Essential
You will have:
• Experience working across distributed processing, traditional RDBMS, MPP and NoSQL database technologies.
• Strong background with ETL and data warehousing tools such as Informatica, Talend, Pentaho or DataStage.
• Hands‑on experience with Hadoop, Spark, Storm, Impala and related platforms.
• Strong understanding of RDBMS concepts, ETL principles and end‑to‑end data pipeline development.
• Solid knowledge of data modelling techniques (ERDs, star schema, snowflake schema).
• Experience with AWS services including S3, EC2, EMR, RDS, Redshift and Kinesis.
• Exposure to distributed processing (Spark, Hadoop, EMR), RDBMS (SQL Server, Oracle, MySQL, PostgreSQL), MPP (Redshift, Teradata) and NoSQL technologies (MongoDB, DynamoDB, Cassandra, Neo4J, Titan).
• Experience designing and building streaming pipelines using tools such as Kafka, Kafka Streams or Spark Streaming.
• Strong proficiency in Python and at least two of: Scala, SQL or Java.
• Experience deploying production applications, including testing, packaging, monitoring and release management.
• Proficiency with Git‑based source control and CI/CD pipelines, ideally GitLab.
• Strong engineering discipline including code reviews, testing frameworks and maintainable coding practices.
• Master’s degree in Computer Science, MIS, Engineering or a related field.
• At least 10 years’ experience in Data Engineering or Architecture.
• Experience working within DevOps, Agile, Scrum or Continuous Delivery environments.
• Ability to mentor team members and support capability development across teams.
• Strong communication, listening and influencing skills.
• High levels of motivation, adaptability and problem‑solving capability.
Preferred
• Experience with structured, semi‑structured and unstructured data.

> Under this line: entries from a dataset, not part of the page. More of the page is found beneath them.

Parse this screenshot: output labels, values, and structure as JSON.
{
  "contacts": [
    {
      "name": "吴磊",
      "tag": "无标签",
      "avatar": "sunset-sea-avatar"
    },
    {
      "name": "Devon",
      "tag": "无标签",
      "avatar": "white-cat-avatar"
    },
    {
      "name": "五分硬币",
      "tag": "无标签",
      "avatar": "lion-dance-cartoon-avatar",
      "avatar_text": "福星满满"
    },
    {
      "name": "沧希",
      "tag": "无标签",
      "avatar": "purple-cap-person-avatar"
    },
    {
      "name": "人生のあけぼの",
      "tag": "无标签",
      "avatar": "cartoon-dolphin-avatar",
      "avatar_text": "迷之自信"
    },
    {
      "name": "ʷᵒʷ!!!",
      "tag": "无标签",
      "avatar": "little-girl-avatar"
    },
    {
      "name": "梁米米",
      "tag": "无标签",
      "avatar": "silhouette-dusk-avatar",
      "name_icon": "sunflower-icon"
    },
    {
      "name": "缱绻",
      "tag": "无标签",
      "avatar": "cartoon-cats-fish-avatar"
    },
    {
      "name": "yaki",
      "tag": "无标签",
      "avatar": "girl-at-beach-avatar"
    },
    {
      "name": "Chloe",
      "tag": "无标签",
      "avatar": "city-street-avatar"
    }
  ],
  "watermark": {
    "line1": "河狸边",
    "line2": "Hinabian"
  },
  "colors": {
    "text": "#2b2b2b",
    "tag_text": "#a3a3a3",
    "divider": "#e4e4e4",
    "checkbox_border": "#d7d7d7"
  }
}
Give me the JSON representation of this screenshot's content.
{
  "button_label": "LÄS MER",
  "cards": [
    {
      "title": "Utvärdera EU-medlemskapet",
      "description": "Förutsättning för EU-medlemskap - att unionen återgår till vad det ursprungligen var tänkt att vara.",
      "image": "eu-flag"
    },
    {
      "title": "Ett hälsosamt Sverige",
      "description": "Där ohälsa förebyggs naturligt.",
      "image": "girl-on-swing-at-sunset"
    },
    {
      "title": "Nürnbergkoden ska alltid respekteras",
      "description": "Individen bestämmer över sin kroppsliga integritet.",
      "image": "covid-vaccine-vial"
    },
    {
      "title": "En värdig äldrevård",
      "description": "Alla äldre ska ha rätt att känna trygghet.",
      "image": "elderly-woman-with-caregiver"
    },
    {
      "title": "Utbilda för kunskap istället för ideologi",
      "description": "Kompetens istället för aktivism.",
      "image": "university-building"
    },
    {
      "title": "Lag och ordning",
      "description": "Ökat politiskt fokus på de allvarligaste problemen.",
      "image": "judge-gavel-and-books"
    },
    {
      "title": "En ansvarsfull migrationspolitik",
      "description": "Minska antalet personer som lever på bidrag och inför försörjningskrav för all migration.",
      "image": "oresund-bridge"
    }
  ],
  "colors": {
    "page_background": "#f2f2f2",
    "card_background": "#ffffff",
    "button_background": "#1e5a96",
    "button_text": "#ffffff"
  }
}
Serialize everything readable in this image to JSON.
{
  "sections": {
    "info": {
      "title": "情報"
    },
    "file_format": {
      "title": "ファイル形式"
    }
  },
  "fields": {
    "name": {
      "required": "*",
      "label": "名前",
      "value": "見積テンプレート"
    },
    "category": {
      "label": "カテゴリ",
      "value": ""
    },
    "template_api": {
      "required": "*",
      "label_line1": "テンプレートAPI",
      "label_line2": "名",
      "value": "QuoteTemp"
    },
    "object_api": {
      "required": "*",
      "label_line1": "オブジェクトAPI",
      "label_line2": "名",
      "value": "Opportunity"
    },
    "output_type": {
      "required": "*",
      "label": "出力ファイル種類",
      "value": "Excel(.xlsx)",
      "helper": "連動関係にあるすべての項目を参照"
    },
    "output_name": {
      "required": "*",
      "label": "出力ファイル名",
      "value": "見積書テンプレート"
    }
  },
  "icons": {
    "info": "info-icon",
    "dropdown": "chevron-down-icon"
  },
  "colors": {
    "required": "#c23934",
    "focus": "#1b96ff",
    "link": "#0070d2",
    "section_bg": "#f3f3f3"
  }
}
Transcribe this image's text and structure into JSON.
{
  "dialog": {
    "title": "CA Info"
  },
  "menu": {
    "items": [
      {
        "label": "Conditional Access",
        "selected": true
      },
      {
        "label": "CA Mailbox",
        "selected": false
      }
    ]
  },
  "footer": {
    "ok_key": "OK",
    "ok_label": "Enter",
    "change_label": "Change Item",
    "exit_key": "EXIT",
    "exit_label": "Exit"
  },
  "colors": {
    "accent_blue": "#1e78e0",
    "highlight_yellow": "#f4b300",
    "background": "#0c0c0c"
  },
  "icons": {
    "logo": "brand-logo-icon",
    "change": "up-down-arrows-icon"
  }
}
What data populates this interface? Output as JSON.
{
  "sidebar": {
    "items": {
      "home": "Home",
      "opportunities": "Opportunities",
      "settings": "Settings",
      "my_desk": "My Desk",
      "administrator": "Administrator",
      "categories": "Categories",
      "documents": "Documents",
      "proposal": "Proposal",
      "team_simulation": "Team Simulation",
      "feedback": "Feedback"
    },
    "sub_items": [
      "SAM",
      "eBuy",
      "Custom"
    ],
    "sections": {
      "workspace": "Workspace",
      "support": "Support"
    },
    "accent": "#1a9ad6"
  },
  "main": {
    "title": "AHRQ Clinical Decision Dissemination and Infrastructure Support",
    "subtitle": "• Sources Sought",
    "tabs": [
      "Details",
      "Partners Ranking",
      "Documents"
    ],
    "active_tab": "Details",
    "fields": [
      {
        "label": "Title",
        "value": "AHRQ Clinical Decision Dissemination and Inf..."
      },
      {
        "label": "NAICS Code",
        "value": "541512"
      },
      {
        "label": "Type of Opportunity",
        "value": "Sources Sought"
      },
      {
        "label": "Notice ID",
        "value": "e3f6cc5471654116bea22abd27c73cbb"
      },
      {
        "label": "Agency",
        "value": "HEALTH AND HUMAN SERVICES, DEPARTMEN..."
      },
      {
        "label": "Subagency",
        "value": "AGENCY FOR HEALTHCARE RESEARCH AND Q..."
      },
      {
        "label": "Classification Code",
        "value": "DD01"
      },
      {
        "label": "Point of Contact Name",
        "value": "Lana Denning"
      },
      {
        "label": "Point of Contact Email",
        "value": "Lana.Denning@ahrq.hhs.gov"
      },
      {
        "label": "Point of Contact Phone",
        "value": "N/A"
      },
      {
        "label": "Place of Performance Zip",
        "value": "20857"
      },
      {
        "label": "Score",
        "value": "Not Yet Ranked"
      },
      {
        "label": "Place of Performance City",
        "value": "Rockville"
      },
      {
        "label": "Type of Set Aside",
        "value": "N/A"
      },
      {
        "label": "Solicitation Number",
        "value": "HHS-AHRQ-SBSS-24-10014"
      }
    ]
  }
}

• Understanding of data governance, lineage and data quality approaches.
• Experience with Infrastructure‑as‑Code tools such as Terraform.
• Exposure to workflow orchestration tools like Azkaban, Luigi or Airflow.
• Experience enabling data consumption through APIs, event streams or data marts.
• Experience with MuleSoft, Solace or StreamSets.
Bonus
• Experience in the mining or resources sector.